By year three, she had grown slightly hostile. She began to believe that your spine had actually left your body and was living its own life somewhere at the bottom of the Atlantic, probably frolicking with like-minded single-celled organisms. While she was furiously mapping the outer branches of your respective family trees, and imagining the porch swing you’d share in your 80’s, you thought it was blissful being in a long-term relationship. But, for her, the dating was just a necessary evil, an annoying obstacle to becoming Mrs. [insert your last name]. You talked to your friends about how 26, 27, 28 was just too young to settle down. Sometimes you joked about never getting married at all. Meantime she and her friends were trying to figure out what the f-ck was taking so long. She vented a lot to her sister, who could sympathize. Their parents had gotten married after a month of dating and were still together, so maybe your relationship was doomed from the start because you couldn’t move in hyper-speed.
So the irritation and moodiness just festered. At first you thought maybe it was work-related stress, or an especially difficult period. Finally, you sat her down and asked her what was going on. Or, she picked a fight about dusting properly and you managed to identify the existence of a deeper issue. She hesitated, as some part of her subconscious recognized that there was no going back after she let this cat out of the bag. You pushed, and she blurted out something to the effect of “WHERE THE HELL IS THIS RELATIONSH-T GOING?!”
You either froze, having never really entertained the idea of marriage anytime soon, or you assured her that you loved her, and that the other things would come in time. Either way, she heard very little of your response. Mostly, she could not get past her utter disillusion. She had broken down, and broken countless promises she’d made to herself about staying strong. She had shattered every imaginary proposal you had performed in her head. That was something she would never forgive herself for, and looking at you was just a reminder of every time the relationship had and would fail her.

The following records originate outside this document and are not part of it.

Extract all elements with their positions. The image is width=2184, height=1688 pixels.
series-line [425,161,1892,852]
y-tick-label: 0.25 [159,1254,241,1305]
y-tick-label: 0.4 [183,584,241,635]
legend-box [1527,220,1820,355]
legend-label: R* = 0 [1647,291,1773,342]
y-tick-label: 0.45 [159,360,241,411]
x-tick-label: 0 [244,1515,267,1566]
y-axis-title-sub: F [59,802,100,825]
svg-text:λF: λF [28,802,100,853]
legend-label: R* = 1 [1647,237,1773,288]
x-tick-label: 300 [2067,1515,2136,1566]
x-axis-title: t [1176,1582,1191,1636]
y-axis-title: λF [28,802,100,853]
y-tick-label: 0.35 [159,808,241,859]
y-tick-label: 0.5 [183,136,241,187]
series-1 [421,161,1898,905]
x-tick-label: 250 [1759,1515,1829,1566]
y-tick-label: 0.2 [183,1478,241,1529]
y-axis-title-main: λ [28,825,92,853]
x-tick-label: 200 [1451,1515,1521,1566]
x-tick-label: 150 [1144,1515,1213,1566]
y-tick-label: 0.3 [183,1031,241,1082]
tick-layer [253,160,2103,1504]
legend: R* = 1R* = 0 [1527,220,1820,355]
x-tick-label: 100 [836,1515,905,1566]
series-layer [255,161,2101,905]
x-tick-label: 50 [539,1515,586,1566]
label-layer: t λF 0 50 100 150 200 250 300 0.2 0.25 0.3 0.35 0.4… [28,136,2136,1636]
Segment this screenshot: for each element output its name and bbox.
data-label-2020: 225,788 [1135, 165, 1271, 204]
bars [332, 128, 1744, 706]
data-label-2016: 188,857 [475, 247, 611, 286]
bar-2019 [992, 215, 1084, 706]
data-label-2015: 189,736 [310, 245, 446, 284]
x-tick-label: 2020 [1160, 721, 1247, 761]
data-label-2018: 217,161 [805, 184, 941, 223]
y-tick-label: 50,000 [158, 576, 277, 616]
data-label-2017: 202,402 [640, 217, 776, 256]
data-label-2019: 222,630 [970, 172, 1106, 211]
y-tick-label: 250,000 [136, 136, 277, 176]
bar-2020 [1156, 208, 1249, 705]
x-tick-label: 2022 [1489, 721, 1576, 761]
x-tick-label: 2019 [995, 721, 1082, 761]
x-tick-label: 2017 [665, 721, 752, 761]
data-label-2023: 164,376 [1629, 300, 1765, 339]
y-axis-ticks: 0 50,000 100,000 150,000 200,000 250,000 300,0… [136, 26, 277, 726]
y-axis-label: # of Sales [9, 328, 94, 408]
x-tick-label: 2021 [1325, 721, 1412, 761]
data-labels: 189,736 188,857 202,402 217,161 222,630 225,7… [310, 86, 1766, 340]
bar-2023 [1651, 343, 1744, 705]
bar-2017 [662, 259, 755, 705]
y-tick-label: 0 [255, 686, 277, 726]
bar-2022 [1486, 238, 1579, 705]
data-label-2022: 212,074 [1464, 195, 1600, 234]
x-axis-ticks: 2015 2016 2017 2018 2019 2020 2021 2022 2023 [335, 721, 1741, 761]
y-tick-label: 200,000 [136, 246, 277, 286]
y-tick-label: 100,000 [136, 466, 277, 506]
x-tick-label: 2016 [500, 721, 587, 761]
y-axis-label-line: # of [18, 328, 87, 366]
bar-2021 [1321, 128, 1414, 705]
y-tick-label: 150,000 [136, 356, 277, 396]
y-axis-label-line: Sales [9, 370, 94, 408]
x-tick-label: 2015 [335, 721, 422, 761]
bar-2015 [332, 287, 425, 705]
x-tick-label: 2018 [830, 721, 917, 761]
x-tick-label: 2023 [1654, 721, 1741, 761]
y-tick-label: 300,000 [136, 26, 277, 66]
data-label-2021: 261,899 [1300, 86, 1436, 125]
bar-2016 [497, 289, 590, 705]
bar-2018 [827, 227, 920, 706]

Somehow, you thought you had handled the confrontation rather well, because she didn’t mention it again. She got a little colder, even more distant, and dove into work. You tried to be patient, thinking it would pass. Unfortunately, every thoughtful date, every bouquet of flowers, every time you walked her dog, those were tragic efforts to buy time in her eyes.
Then she explained that it was not working and that she wanted something else for her life. Rather, someone else. She wanted someone who could take a chance with gusto and fulfill her notions of spontaneous romance, naturally paired with lifelong companionship.
What you never really understood was that she grew up playing with toy vacuums, easy-bake-ovens and baby dolls with obnoxious voice boxes. She spent years running from boys trying to marry her in grade school. Then she graduated from college and the chase stopped. She met you and you failed to pursue her with the vivacity of a Spartan warrior. You thought she would always be around. So, you lost her.
She catapulted you into limbo by breaking things off entirely because she finally grasped what it means to have grown up on Disney and be living in the 21st century with guys like you. There was no tunnel, and certainly no light at the end it. She lived through watching every romantic notion she ever had about you fade silently into the distance. You will never really get her back, because your hesitation made her feel completely flawed.